On 26.01.2021 18:31, Eli Zaretskii wrote:
There are several methods available for that, but the simplest one is
to define new elements using the ones defined in the original schema.
Wouldn't that make it a derivative work?
I don't know.  What if it does?
The original schema's license can impose restrictions on that.
Does it, though?

The OASIS schemas we're talking about have a license blurb that starts with "All right reserved", and then only mentiones permissions to do derivative works "that comment on or otherwise explain it or assist in its implementation", which doesn't seem to cover derivative schemas for, say, experimentation.

Of course, many cases could be covered by Fair Use, and even those that don't, the likelihood of being sued is vanishingly low, and the main goal of theirs seems to be to avoid being misrepresented by others (e.g. by removing the authorship or keeping it but changing the contents somehow maliciously), but as a matter of license, permission for arbitrary derivative works seems absent.

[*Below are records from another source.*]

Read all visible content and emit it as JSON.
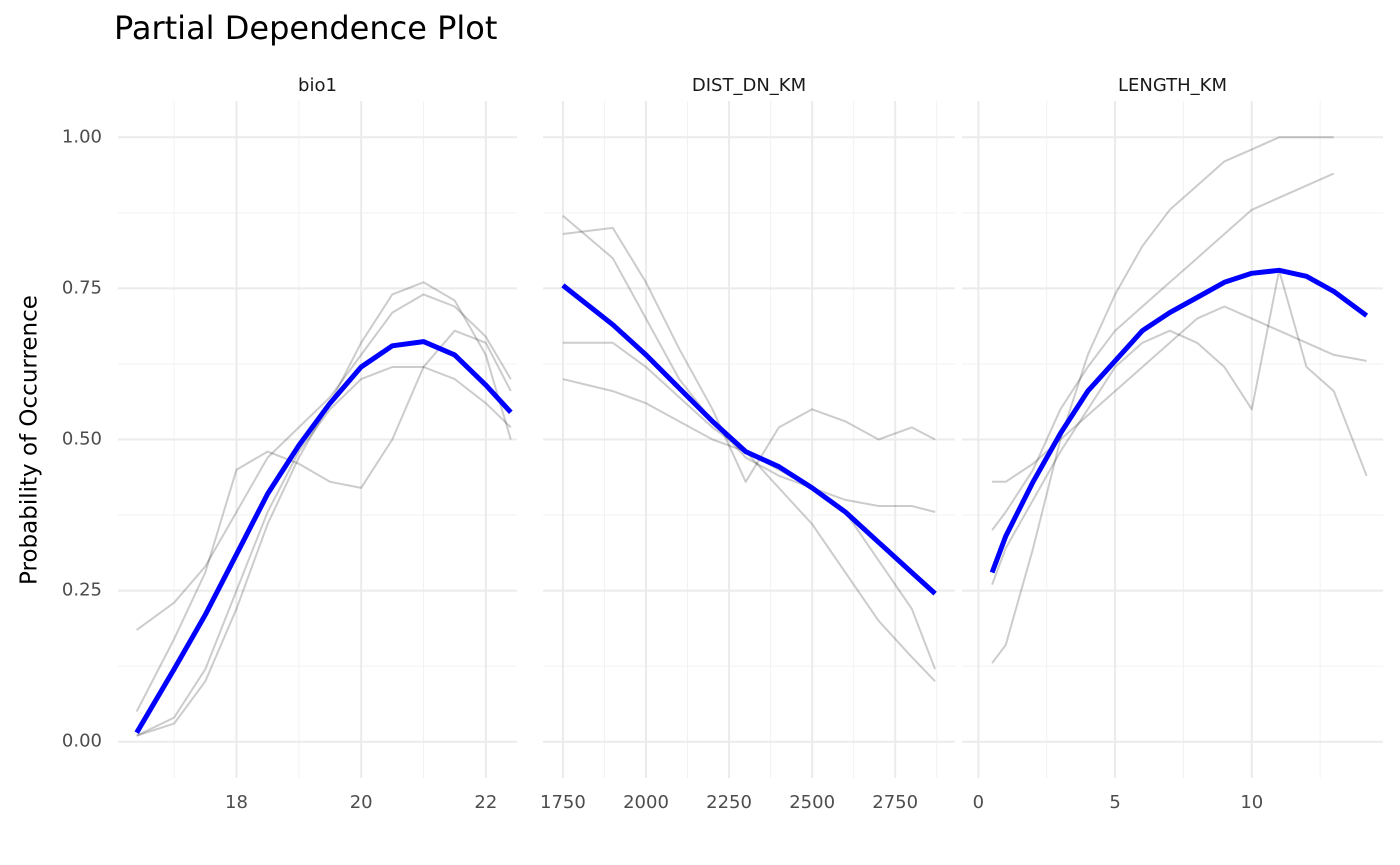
{
  "title": "Partial Dependence Plot",
  "y_label": "Probability of Occurrence",
  "y_axis": {
    "ylim": [
      -0.06,
      1.06
    ],
    "yticks": [
      {
        "value": 0,
        "label": "0.00"
      },
      {
        "value": 0.25,
        "label": "0.25"
      },
      {
        "value": 0.5,
        "label": "0.50"
      },
      {
        "value": 0.75,
        "label": "0.75"
      },
      {
        "value": 1,
        "label": "1.00"
      }
    ],
    "y_minor_ticks": [
      0.125,
      0.375,
      0.625,
      0.875
    ],
    "grid": true
  },
  "chart_data": [
    {
      "type": "line",
      "facet_label": "bio1",
      "x": [
        16.4,
        17,
        17.5,
        18,
        18.5,
        19,
        19.5,
        20,
        20.5,
        21,
        21.5,
        22,
        22.4
      ],
      "xlim": [
        16.1,
        22.5
      ],
      "xticks": [
        18,
        20,
        22
      ],
      "x_minor_ticks": [
        17,
        19,
        21
      ],
      "series": [
        {
          "color": "#000000",
          "values": [
            0.185,
            0.23,
            0.29,
            0.38,
            0.47,
            0.52,
            0.57,
            0.64,
            0.71,
            0.74,
            0.72,
            0.67,
            0.6
          ]
        },
        {
          "color": "#000000",
          "values": [
            0.01,
            0.03,
            0.1,
            0.22,
            0.36,
            0.47,
            0.56,
            0.66,
            0.74,
            0.76,
            0.73,
            0.64,
            0.5
          ]
        },
        {
          "color": "#000000",
          "values": [
            0.05,
            0.17,
            0.28,
            0.45,
            0.48,
            0.46,
            0.43,
            0.42,
            0.5,
            0.62,
            0.68,
            0.66,
            0.58
          ]
        },
        {
          "color": "#000000",
          "values": [
            0.01,
            0.04,
            0.12,
            0.25,
            0.38,
            0.48,
            0.55,
            0.6,
            0.62,
            0.62,
            0.6,
            0.56,
            0.52
          ]
        },
        {
          "color": "#0000ff",
          "values": [
            0.015,
            0.12,
            0.21,
            0.31,
            0.41,
            0.49,
            0.56,
            0.62,
            0.655,
            0.662,
            0.64,
            0.59,
            0.545
          ]
        }
      ]
    },
    {
      "type": "line",
      "facet_label": "DIST_DN_KM",
      "x": [
        1750,
        1900,
        2000,
        2100,
        2200,
        2300,
        2400,
        2500,
        2600,
        2700,
        2800,
        2870
      ],
      "xlim": [
        1690,
        2930
      ],
      "xticks": [
        1750,
        2000,
        2250,
        2500,
        2750
      ],
      "x_minor_ticks": [
        1875,
        2125,
        2375,
        2625,
        2875
      ],
      "series": [
        {
          "color": "#000000",
          "values": [
            0.87,
            0.8,
            0.7,
            0.6,
            0.53,
            0.47,
            0.44,
            0.42,
            0.38,
            0.3,
            0.22,
            0.12
          ]
        },
        {
          "color": "#000000",
          "values": [
            0.6,
            0.58,
            0.56,
            0.53,
            0.5,
            0.48,
            0.45,
            0.42,
            0.4,
            0.39,
            0.39,
            0.38
          ]
        },
        {
          "color": "#000000",
          "values": [
            0.84,
            0.85,
            0.76,
            0.65,
            0.55,
            0.43,
            0.52,
            0.55,
            0.53,
            0.5,
            0.52,
            0.5
          ]
        },
        {
          "color": "#000000",
          "values": [
            0.66,
            0.66,
            0.62,
            0.57,
            0.52,
            0.48,
            0.42,
            0.36,
            0.28,
            0.2,
            0.14,
            0.1
          ]
        },
        {
          "color": "#0000ff",
          "values": [
            0.755,
            0.69,
            0.64,
            0.585,
            0.53,
            0.48,
            0.455,
            0.42,
            0.38,
            0.33,
            0.28,
            0.245
          ]
        }
      ]
    },
    {
      "type": "line",
      "facet_label": "LENGTH_KM",
      "x": [
        0.5,
        1,
        2,
        3,
        4,
        5,
        6,
        7,
        8,
        9,
        10,
        11,
        12,
        13,
        14.2
      ],
      "xlim": [
        -0.6,
        14.8
      ],
      "xticks": [
        0,
        5,
        10
      ],
      "x_minor_ticks": [
        2.5,
        7.5,
        12.5
      ],
      "series": [
        {
          "color": "#000000",
          "values": [
            0.13,
            0.16,
            0.32,
            0.5,
            0.64,
            0.74,
            0.82,
            0.88,
            0.92,
            0.96,
            0.98,
            1.0,
            1.0,
            1.0,
            null
          ]
        },
        {
          "color": "#000000",
          "values": [
            0.43,
            0.43,
            0.46,
            0.5,
            0.54,
            0.58,
            0.62,
            0.66,
            0.7,
            0.72,
            0.7,
            0.68,
            0.66,
            0.64,
            0.63
          ]
        },
        {
          "color": "#000000",
          "values": [
            0.26,
            0.32,
            0.4,
            0.48,
            0.55,
            0.62,
            0.66,
            0.68,
            0.66,
            0.62,
            0.55,
            0.78,
            0.62,
            0.58,
            0.44
          ]
        },
        {
          "color": "#000000",
          "values": [
            0.35,
            0.38,
            0.45,
            0.55,
            0.62,
            0.68,
            0.72,
            0.76,
            0.8,
            0.84,
            0.88,
            0.9,
            0.92,
            0.94,
            null
          ]
        },
        {
          "color": "#0000ff",
          "values": [
            0.28,
            0.34,
            0.43,
            0.51,
            0.58,
            0.63,
            0.68,
            0.71,
            0.735,
            0.76,
            0.775,
            0.78,
            0.77,
            0.745,
            0.705
          ]
        }
      ]
    }
  ]
}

IANAL, consult your lawyer, etc.

And if it does, how useful is such a schema?

Just as a way to describe a certain fixed format, I guess?

The wording of their rules seems pretty bureaucratic. It seems you need to join OASIS (or work in a company that is part of it) to safely contribute to any new version of the format. Which is disappointing.

Again, IANAL, and perhaps there are some better explanations in their policy somewhere on the website. I just could find them so far.